Jesusactionfigure2 Oh, Christmas. The time when old meets new. Tradition meets gold garland. Holy meets commercial. I just didn't expect that all to happen so quickly, so blatantly in our little manger, tucked into a cold and drafty windowsill next to the tree.  But as soon as Lil E eyed the Jesus action figure in the kitchen while I was busy spreading soy butter and jelly on toaster waffles (shhh, no need to tell me...I know this is the part of mothering I get right), that a new Christ was about to ascend upon the lowly barn.

Prepare thyself, Baby Jesu, you are about to meet the future you.

That's what I thought as I sliced apples and reheated coffee. Lil E padded off in his elf socks and Christmas jammies that ride up a little too high on his legs and arms this year and I got caught up in caffeinating and finding the last bit of creamer in the refrigerator. Until I heard a high, sing-songy voice echo in the room.

I didn't recognize it at first. I thought it could be the kids downstairs or the TV. But as I craned my head to listen, I realized the voice was Lil E's version of someone girly or silly, which are to him at four, quite the same characteristic.

"I am a princess," the faint tune went. "Iiiiiiiiiiiiiiiiiiiiiiii am a priiiiiiiiiiiiiiiiiiinnnnncesssssssssssss."

That repeated several times before I put the pieces and the people there at the manger together.

"I am a princess!" The lilty voice amplified.

"Ummm, who is the princess in the manger with Baby Jesus?" I called to my boy.

He annunciated in a loud whisper that shot across the living room to the kitchen where the soy butter was still on the knife I was holding.

"It's God," he nodded like he'd just revealed the secret of how the rock at the tomb was moved.

"Jesus...?" I had to get this one right. I needed clarification. "Jesus...is a princess?"

"YES!" he jumped up and smiled triumphantly, the infant savior and the adult action figure, each in a hand.

"I KNEW IT!" I yelled back with my own sense of triumph. "I knew it all along! Jesus IS a princess!"

A little while later, Lil E nibbled on his waffle sandwich and I finished up my second cup of coffee, and it occured to me how that equation was formulated in his preschool mind.

"By chance is Jesus a princess," I interrupted Diego and his magic fanny pack were saving drowning, orphaned cheetahs or whatever goes on during that show, "because he wears those long dresses?"

He looked back at me, eyebrows knit with some moderate concern and validation of my complete dumb-assedness on all things natal, gendered and mangerly.

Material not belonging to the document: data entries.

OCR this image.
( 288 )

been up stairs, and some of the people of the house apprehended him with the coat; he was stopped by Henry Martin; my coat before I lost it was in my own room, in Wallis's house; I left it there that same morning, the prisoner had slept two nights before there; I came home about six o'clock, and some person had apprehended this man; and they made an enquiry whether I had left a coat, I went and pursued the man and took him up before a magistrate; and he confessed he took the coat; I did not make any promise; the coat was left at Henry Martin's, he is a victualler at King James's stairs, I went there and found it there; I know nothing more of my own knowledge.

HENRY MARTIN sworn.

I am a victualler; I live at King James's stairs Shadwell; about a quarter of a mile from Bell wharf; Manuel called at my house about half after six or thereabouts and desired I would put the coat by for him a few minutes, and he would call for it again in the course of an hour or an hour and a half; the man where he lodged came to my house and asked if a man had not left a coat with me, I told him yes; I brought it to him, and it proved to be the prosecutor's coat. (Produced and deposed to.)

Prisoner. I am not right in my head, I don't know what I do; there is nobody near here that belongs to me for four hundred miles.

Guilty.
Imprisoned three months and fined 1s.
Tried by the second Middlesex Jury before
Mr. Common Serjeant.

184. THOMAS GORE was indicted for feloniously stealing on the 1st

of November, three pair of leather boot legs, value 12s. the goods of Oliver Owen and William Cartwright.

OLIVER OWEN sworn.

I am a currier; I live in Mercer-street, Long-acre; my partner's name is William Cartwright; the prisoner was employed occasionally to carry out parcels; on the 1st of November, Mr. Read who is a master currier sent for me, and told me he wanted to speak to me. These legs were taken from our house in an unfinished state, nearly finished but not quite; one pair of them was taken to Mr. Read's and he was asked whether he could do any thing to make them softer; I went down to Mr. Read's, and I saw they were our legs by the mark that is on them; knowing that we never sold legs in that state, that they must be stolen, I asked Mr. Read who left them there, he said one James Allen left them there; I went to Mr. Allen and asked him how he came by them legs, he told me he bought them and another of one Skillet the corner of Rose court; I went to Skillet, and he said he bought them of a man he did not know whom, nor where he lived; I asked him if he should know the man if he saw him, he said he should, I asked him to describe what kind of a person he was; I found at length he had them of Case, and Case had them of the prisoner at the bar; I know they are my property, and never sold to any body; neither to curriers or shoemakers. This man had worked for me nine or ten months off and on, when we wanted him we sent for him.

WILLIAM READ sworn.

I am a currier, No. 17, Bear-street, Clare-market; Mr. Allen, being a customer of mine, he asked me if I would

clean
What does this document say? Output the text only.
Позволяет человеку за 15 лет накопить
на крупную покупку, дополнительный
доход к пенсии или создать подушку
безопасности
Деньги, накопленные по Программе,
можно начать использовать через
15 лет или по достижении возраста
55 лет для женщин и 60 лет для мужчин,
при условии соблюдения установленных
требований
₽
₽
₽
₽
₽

"Yeah." He said it flatly. "Yeah, he's a princess in a dresses."

As he turned back to his breakfast and TV, I saw him glance over at the two Jesuses almost touching but not, just as Scott Bakula always did in the final scene of each episode. I swear he smiled. Lil E, I mean. The Jesuses are far more sovereign than that, even when meeting by chance in a mossy, dusty barn on a cold winter's night, with a pajamed, hungry angel keeping watch over them both by day and by night.